Regiões como Minas Gerais (Cerrado Mineiro, Sul de Minas, Chapada de Minas), São Paulo (Alta Mogiana), Bahia (Chapada Diamantina) e Espírito Santo se destacam na produção de cafés premiados. Cada micro-região oferece um terroir próprio, com combinações únicas de altitude, clima e solo que moldam o perfil sensorial do grão.
Para quem quer se aprofundar, a SCA disponibiliza informações sobre a metodologia de avaliação e classificação em seu site oficial.
Dúvidas e Soluções
Todo café gourmet é 100% arábica?
Não necessariamente. A classificação gourmet da ABIC aceita blends com conilon (robusta), desde que o café atinja nota 7,3 ou mais. Já a faixa especial utiliza, na grande maioria, grãos 100% arábica.
Café especial é sempre mais caro que gourmet?
Na maioria dos casos, sim. A seleção rigorosa, a colheita manual e a torra em lotes pequenos elevam o custo de produção. Porém, existem opções com pontuação SCA acima de 80 a preços acessíveis, especialmente de origens brasileiras com boa relação entre qualidade e preço.
Posso usar café especial na cafeteira elétrica comum?
Pode, mas o resultado será melhor em métodos que permitem controlar temperatura e tempo de extração, como o coador de papel, a prensa francesa ou o Hario V60. A cafeteira elétrica funciona, desde que a água não ultrapasse 96°C.
O que significa a pontuação SCA na prática?
A pontuação SCA reflete a qualidade sensorial do café. Entre 80 e 84 pontos, o café é "muito bom". Entre 85 e 89, "excelente". Acima de 90, "excepcional". Cada ponto a mais representa refinamento em atributos como doçura, equilíbrio e complexidade de sabor.
Como saber se o selo gourmet na embalagem é real?
Procure o selo oficial do Programa de Qualidade do Café (PQC) da ABIC. Ele traz a categoria (Tradicional, Superior ou Gourmet) e o código de certificação. Você pode verificar a autenticidade no site da ABIC. Embalagens que dizem "gourmet" sem o selo não têm respaldo oficial.
A categoria gourmet é uma boa opção para quem está começando?
Sim. Essa faixa oferece uma transição natural do tradicional para uma bebida com mais qualidade. O sabor é mais limpo e suave, sem exigir equipamentos ou técnicas específicas de preparo.
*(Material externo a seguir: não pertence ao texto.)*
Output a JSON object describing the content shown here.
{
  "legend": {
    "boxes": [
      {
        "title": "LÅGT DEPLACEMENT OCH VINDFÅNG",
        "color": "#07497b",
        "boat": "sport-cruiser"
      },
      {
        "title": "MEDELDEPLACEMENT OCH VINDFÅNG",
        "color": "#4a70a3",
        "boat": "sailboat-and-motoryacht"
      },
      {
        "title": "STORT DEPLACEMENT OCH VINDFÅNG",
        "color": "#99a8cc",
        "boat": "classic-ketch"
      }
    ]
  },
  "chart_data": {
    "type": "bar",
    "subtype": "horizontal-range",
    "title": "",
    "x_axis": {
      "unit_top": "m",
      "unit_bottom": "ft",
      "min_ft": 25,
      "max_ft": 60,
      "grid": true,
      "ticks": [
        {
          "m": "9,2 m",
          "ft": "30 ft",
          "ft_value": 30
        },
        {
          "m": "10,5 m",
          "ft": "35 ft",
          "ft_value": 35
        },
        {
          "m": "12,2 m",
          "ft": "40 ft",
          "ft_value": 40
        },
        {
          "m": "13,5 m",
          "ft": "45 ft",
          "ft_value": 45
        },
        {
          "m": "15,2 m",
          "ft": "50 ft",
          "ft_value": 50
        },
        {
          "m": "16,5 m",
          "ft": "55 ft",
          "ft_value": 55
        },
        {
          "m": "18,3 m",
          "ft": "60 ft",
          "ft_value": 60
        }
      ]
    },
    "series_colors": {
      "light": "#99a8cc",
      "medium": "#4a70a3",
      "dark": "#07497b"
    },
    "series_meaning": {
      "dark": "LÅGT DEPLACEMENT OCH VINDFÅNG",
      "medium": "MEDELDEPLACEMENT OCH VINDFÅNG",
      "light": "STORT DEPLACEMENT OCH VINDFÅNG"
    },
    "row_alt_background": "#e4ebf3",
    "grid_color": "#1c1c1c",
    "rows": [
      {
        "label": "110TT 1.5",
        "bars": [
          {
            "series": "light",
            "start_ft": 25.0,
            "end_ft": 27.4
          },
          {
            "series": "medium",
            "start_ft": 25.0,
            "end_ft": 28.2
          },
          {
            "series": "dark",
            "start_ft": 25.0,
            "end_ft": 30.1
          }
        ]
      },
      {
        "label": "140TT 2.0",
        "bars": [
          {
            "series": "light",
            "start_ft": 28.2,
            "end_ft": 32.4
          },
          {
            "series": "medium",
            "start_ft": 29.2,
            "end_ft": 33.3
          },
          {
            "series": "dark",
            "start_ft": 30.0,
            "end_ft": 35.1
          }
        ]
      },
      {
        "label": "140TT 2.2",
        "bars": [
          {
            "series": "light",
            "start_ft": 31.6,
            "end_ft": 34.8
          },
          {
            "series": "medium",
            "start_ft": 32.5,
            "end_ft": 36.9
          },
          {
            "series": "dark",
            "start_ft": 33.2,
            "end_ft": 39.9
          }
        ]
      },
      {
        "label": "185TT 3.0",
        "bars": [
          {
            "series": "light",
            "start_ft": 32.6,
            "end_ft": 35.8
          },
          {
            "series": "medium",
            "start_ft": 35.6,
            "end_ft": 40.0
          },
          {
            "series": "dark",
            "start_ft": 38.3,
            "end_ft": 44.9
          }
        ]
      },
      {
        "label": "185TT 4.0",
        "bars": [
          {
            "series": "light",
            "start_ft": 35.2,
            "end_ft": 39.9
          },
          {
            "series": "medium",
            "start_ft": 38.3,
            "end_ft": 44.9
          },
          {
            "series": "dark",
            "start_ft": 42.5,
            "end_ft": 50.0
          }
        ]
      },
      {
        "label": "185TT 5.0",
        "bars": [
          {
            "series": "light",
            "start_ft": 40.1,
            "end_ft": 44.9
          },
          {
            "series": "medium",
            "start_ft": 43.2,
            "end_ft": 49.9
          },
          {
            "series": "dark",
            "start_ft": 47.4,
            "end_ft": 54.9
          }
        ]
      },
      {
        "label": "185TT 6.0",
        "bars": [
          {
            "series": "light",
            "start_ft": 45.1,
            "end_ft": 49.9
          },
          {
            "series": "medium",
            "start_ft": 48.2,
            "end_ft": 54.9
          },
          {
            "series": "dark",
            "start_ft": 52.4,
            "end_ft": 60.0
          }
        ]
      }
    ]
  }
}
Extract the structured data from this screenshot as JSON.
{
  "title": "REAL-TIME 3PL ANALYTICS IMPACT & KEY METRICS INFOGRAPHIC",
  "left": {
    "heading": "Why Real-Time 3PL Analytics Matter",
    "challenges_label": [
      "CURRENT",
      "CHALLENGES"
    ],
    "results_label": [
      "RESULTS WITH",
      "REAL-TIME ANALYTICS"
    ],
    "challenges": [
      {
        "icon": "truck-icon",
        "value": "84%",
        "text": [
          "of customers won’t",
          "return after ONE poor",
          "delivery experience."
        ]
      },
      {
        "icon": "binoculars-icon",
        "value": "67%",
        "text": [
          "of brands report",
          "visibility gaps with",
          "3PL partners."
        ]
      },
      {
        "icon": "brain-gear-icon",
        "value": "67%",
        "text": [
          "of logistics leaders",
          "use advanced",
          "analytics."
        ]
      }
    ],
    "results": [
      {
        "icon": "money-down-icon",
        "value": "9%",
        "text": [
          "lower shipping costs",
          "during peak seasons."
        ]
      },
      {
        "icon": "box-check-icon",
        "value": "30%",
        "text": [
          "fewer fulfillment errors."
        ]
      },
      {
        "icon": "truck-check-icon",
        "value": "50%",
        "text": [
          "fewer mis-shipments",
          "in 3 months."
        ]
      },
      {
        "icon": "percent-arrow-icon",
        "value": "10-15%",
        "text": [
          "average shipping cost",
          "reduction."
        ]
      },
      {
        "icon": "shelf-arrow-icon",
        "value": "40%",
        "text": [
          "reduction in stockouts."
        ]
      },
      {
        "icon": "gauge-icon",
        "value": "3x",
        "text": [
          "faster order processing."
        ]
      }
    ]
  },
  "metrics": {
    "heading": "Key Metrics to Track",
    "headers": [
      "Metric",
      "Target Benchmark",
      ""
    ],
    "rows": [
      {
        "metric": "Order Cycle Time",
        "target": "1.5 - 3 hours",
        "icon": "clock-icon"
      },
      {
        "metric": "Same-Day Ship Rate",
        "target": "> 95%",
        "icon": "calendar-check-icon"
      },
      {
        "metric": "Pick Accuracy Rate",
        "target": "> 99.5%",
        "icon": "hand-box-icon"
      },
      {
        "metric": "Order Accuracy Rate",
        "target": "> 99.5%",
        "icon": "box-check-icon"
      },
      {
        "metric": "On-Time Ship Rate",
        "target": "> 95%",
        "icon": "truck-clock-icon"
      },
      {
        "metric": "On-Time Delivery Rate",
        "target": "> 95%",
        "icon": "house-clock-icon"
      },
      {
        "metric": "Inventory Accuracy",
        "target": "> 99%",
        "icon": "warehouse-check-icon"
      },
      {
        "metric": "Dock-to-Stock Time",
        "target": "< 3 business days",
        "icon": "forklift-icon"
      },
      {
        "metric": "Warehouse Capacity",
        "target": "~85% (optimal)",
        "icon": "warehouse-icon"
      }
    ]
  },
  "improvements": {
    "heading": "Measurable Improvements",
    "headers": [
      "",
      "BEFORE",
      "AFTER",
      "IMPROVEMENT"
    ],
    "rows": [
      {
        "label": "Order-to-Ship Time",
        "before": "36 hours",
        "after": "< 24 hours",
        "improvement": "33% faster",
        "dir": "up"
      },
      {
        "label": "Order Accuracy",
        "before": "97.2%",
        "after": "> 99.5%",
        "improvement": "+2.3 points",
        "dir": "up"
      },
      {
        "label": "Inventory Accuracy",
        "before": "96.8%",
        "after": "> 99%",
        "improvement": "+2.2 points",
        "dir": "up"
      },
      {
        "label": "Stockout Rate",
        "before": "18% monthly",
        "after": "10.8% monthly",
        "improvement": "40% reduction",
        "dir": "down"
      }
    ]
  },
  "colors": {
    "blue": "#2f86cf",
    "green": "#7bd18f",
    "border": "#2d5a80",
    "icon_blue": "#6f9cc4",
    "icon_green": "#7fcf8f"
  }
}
É um excelente primeiro passo antes de explorar os grãos de maior pontuação.
Conclusão
A diferença entre café especial e gourmet vai além do nome na embalagem. São sistemas de classificação distintos, com critérios, entidades e padrões próprios. O gourmet, certificado pela ABIC, oferece uma bebida mais equilibrada e acessível. O especial, avaliado pela SCA, entrega complexidade sensorial, rastreabilidade e uma experiência única a cada xícara.
O mais importante é escolher com consciência: verificar selos, conferir a pontuação, respeitar a frescura da torra e usar o método de preparo adequado. Seja qual for sua escolha, você já está valorizando a qualidade do café que toma todos os dias.